On automatic estimation of articulatory parameters in a text-to-speech system

Computer Speech & Language | , pp. 37-75

It is often conjectured that articulatory modelling of speech is desirable, if training data can be obtained. Articulatory parameters are likely to interpolate over long intervals, and reproduce many acoustic details from simple constraints governed by physical laws. For text-to-speech application, it may be easier to formulate rules in the articulatory domain.

An analysis synthesis scheme for estimating the phoneme-level articulatory parameters to obtain best fits to natural speech, in the context of a text-to-speech (TTS) system, is presented. The working units of optimization are the parameters of an articulatory model (one vector per phoneme) and vectors of time and speed of transition for each parameter. The TTS system is used to initialize these parameters.

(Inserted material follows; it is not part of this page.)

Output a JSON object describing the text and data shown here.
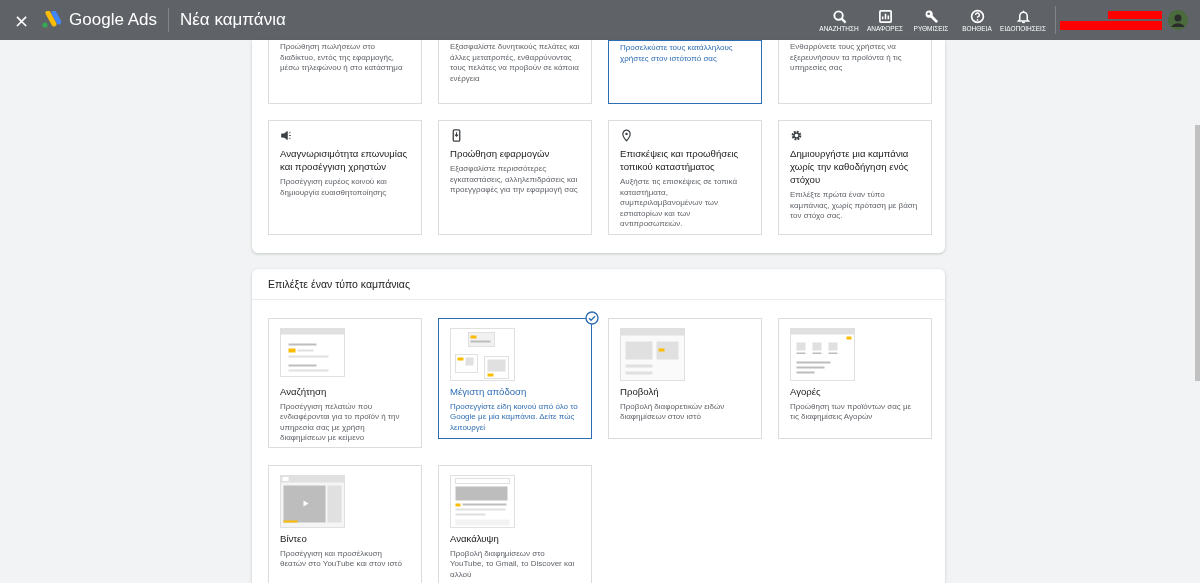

Problems encountered in analysis synthesis are due to the following: (1) Automatic optimization methods work well only when the model is capable of matching the data closely. Otherwise, best solutions according to an objective error criteria are not necessarily sensible compromises according to perception. (2) Very different vocal tract shapes can produce speech spectra that are very similar (non-uniqueness). (3) Local minima can result from artifacts of the comparison strategy or due to the non-uniqueness in the spectrum-to-area transformation.

Our solutions mainly consist of the following: (1) In each phoneme, adapt only those variables that have a large effect on the acoustic result (critical variables). (2) Use multiple error criteria sequentially to match large-scale spectral features in the first stage, and then, match the finer details using a high resolution criterion.

It is demonstrated that good quality speech synthesis is possible through a phoneme-level control of an articulatory model. The synthesis is devoid of any artifacts, even in transitions, due to parameterization at the phoneme level. The quality of synthetic speech is comparable (at least in non-nasal voiced segments) to that of a good quality, frame-by-frame linear predictive coder. The models need to be embellished to reproduce other phonemes closely.